In my last blog, I touched on the fact that zombies and vampires have lost some of their bite because we’ve lost our fear of our legends. It intrigued me to think that perhaps we see things how we want to and perhaps our own intellectual sense of superiority over past generations has made us forget some of the very primal fears that have been ingrained within us and is found throughout our myths and legends. So let’s take a look shall we?
Ever since man first existed the night has existed to prey on his fears, but why do we want to discredit these fears so much now. There’s nothing to be scared of in the dark, right? Maybe most of us have never encountered a bogle of our very own, but that doesn’t mean that Shakespeare wasn’t right when he said: “there are more things in Heaven and Earth, Horatio, than are dreamt of in your philosophy.” I realize that some of you are asking “what’s a bogle?” Perhaps you know them by another name, bogge, bogey, boggart, booger, boogeyman or bogeyman (which boogeyman being a derivative of the German word boggeman which in English would be goblin). Any and every culture has its own version of a creature that is some manner of evil and will snatch naughty children from their beds at night. We tell ourselves that there’s no such thing but when we were children most of us were uneasy in the dark, we knew there were things in the dark with us, under the bed, within the closet waiting for us to look out from under the sheets. So who’s to say that there has never been some creature resembling our boogeyman taking bad children away to eat or turn into slaves or raise to be the next generation of boogeymen. In most of the folktales associated with such creatures, how do you defeat them? Do you know? I’ll tell them. You don’t. You be a good little boy or girl and say your prayers and if you stay in bed and sleep through the night he won’t find you. You don’t beat him you evade him. So tell me. How can we be so sure that over the span of human existence no one ever checked under a bed and found a monster staring back at them?

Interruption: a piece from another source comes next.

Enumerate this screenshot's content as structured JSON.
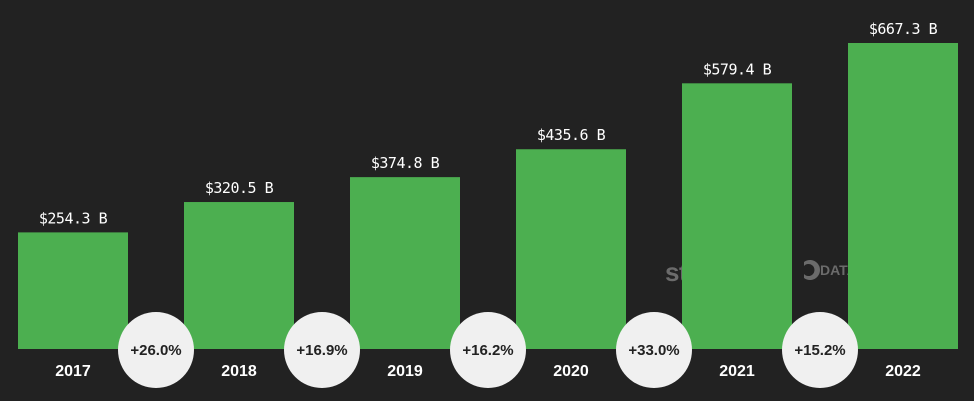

However I digress. We’ve also become desensitized to magicks and the tricks they use. I realize now neo-pagans and wiccans are recognized as legitimate religions (I’m not calling into doubt their status as such) but at one time the fear of these people and their practices were real enough to burn them alive. I realize that we rationalize things today and say oh it was mass hysteria and I in no way believe all the people that were accused of and were executed as witches and werewolves were actually these things. Nonetheless, believe in witchcraft still prevails in places where “civilization” has not dominated and forced people to abandon the beliefs that have kept them safe from evil for centuries. Of course most people don’t realize that shape shifting (like werewolves) were considered part of witchcraft for the most part these were not people who had been cursed but people who had dealt with a dark power and made a deal to be able to change shape. Who’s to say that the cat that keeps popping up around your neighborhood is in fact one of your neighbors out on a stroll?

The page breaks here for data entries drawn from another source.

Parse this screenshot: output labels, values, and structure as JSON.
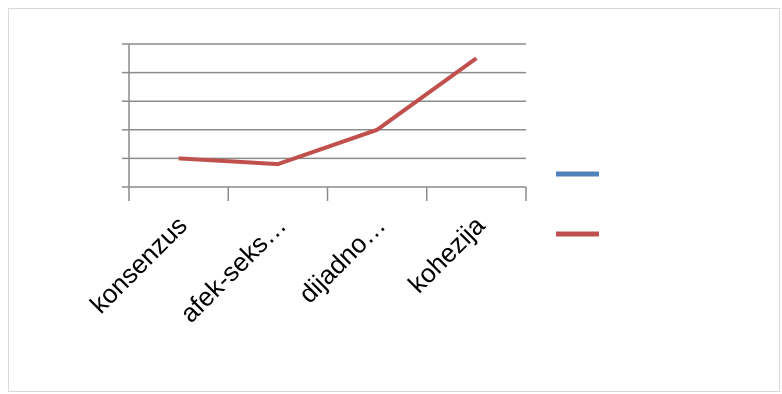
{
  "chart_data": {
    "type": "line",
    "categories": [
      "konsenzus",
      "afek-seks…",
      "dijadno…",
      "kohezija"
    ],
    "series": [
      {
        "values": [
          null,
          null,
          null,
          null
        ],
        "color": "#4f81bd"
      },
      {
        "values": [
          1.0,
          0.8,
          2.0,
          4.5
        ],
        "color": "#c0504d"
      }
    ],
    "ylim": [
      0,
      5
    ],
    "grid": true,
    "legend": "right",
    "title": "",
    "xlabel": "",
    "ylabel": ""
  }
}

I realize that I’m sounding a bit on the crazy side and that’s fine with me, I tend to be a little less skeptical than others because while others demand scientific proof, I believe that there are some things that science cannot explain or quantify. I also believe that all myth has to be based in some fact, no matter how small. Finally in the battle of science vs. myth, I would just like to say that they discover new fossils and new species and species that they thought were extinct but weren’t they were merely out of sight. So while man maintains that he is the master of his domain, I don’t think we will ever truly conquer all our fears because we’ll never know what truly lurks in the dark.